An audience member pushed Verdun on the enhanced communication program, saying that “historically when sponsors have come to the agency, we get the clear message: We’re not your consultant. So you want us to bring a fully-fleshed out proposal based on data,” which means companies often incur a lot of sunk costs before learning the FDA does not like the proposal, the audience member explained. 

“Are we seeing a transition to where there’s going to be greater opportunity to discuss things in more of a theoretical way, to discuss how can we get there?” the person asked. “What are the concepts that get us from here to there without [having] to put a lot of effort into the data generation that may or may not be helpful in the long run?” 

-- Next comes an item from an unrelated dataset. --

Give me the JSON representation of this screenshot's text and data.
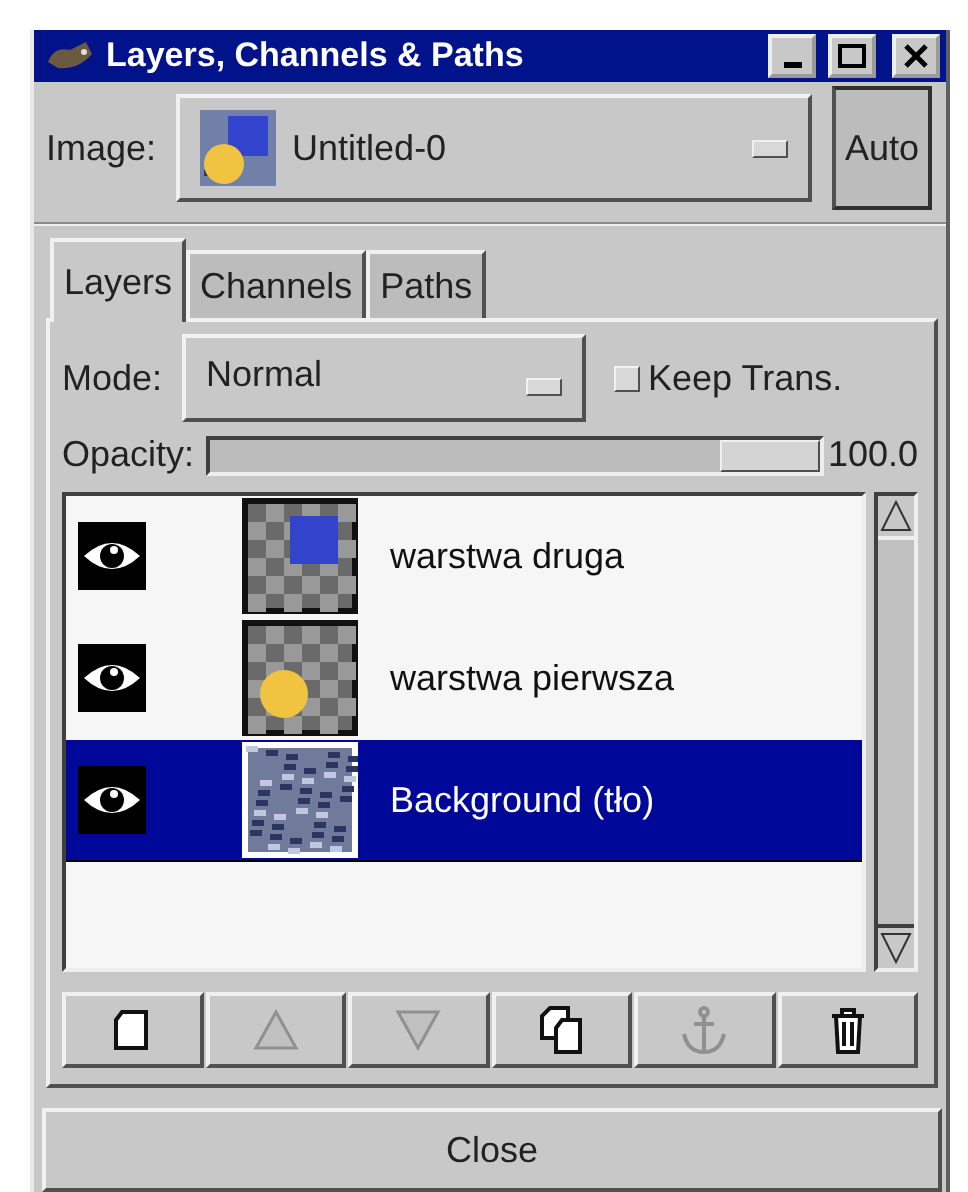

“We do have some early phase types of meetings where we can have those types of conversations,” Verdun said. “And to your point, we can’t be regulatory consultants, but we can give advice based on a plan. So those are to me two different things. We can't say you need to do a through z and we're going to write it out for you. But if you have a plan of what the assay is going to look like or what it’s going to involve, we should be able to answer those questions about whether you're on the right path or not. A lot of people use INTERACT meetings to do that, to have those conversations at least recently and just early phase meetings.”  (Also see "INTERACT Meeting Timing Remains Point Of Confusion" - Pink Sheet, 1 Jul, 2024.)

Verdun acknowledged the agency's practices may have been different in the past, but said staff are having those conversations now and that she encourages them.

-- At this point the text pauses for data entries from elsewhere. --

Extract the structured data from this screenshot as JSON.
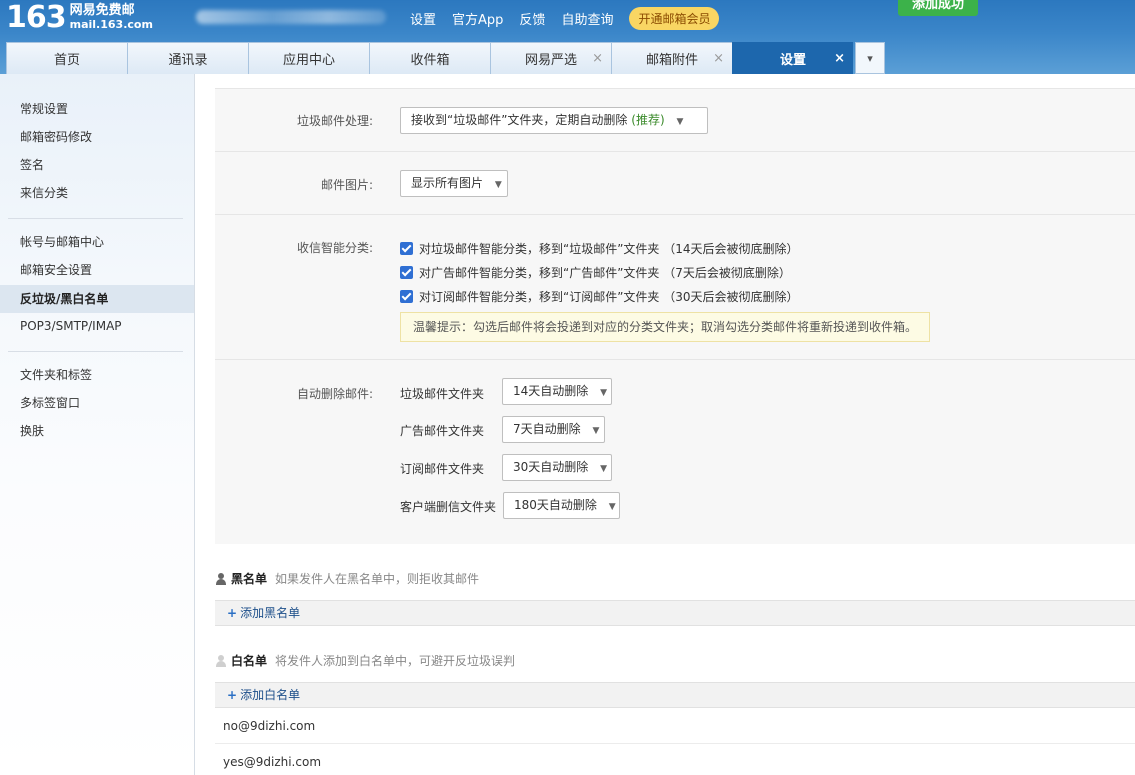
{
  "header": {
    "logo_number": "163",
    "logo_line1": "网易免费邮",
    "logo_line2": "mail.163.com",
    "links": [
      "设置",
      "官方App",
      "反馈",
      "自助查询"
    ],
    "vip_label": "开通邮箱会员",
    "success_label": "添加成功"
  },
  "tabs": [
    {
      "label": "首页",
      "closable": false,
      "active": false
    },
    {
      "label": "通讯录",
      "closable": false,
      "active": false
    },
    {
      "label": "应用中心",
      "closable": false,
      "active": false
    },
    {
      "label": "收件箱",
      "closable": false,
      "active": false
    },
    {
      "label": "网易严选",
      "closable": true,
      "active": false
    },
    {
      "label": "邮箱附件",
      "closable": true,
      "active": false
    },
    {
      "label": "设置",
      "closable": true,
      "active": true
    }
  ],
  "tab_close_glyph": "×",
  "sidebar": {
    "groups": [
      [
        "常规设置",
        "邮箱密码修改",
        "签名",
        "来信分类"
      ],
      [
        "帐号与邮箱中心",
        "邮箱安全设置",
        "反垃圾/黑白名单",
        "POP3/SMTP/IMAP"
      ],
      [
        "文件夹和标签",
        "多标签窗口",
        "换肤"
      ]
    ],
    "active": "反垃圾/黑白名单"
  },
  "spam": {
    "label": "垃圾邮件处理:",
    "value": "接收到“垃圾邮件”文件夹，定期自动删除",
    "recommend": "(推荐)"
  },
  "images": {
    "label": "邮件图片:",
    "value": "显示所有图片"
  },
  "smart": {
    "label": "收信智能分类:",
    "options": [
      "对垃圾邮件智能分类，移到“垃圾邮件”文件夹 （14天后会被彻底删除）",
      "对广告邮件智能分类，移到“广告邮件”文件夹 （7天后会被彻底删除）",
      "对订阅邮件智能分类，移到“订阅邮件”文件夹 （30天后会被彻底删除）"
    ],
    "tip": "温馨提示：勾选后邮件将会投递到对应的分类文件夹；取消勾选分类邮件将重新投递到收件箱。"
  },
  "autodelete": {
    "label": "自动删除邮件:",
    "rows": [
      {
        "folder": "垃圾邮件文件夹",
        "value": "14天自动删除"
      },
      {
        "folder": "广告邮件文件夹",
        "value": "7天自动删除"
      },
      {
        "folder": "订阅邮件文件夹",
        "value": "30天自动删除"
      },
      {
        "folder": "客户端删信文件夹",
        "value": "180天自动删除"
      }
    ]
  },
  "blacklist": {
    "title": "黑名单",
    "desc": "如果发件人在黑名单中，则拒收其邮件",
    "add_label": "添加黑名单",
    "icon_color": "#666666"
  },
  "whitelist": {
    "title": "白名单",
    "desc": "将发件人添加到白名单中，可避开反垃圾误判",
    "add_label": "添加白名单",
    "icon_color": "#cfcfcf",
    "emails": [
      "no@9dizhi.com",
      "yes@9dizhi.com"
    ]
  },
  "colors": {
    "header_blue": "#2c78bf",
    "active_tab": "#1d67ad",
    "checkbox": "#2f6fd3",
    "vip": "#f9d663",
    "success": "#3cb24a"
  }
}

“It doesn’t make sense to invest a whole lot of time and money and then for us to say that’s the wrong thing,” Verdun said. 

Most OTP Positions Filled, But Could Use More Staff

Verdun told ARM that her relatively new super office has filled “most” of the positions for which it has been given resources.

“So very few are remaining, so we really are sort of at capacity,” she said, adding that OTP’s capacity needs to grow.

OTP’s predecessor office, the Office of Tissues and Advanced Therapies (OTAT) received funding for 125 new positions in the last prescription drug user fee cycle. In February, the FDA said the office was at about 75%-80% of its full staffing allotment. (Also see "US FDA Gene Therapy Staff-Up: Glass Three-Quarters Full?" - Pink Sheet, 29 Feb, 2024.)

The agency did not respond to a question about the number of positions that have been filled, remain empty or are needed in addition to existing resources.

Verdun said the FDA needs more reviewers and resources to enhance its infrastructure as work scales up.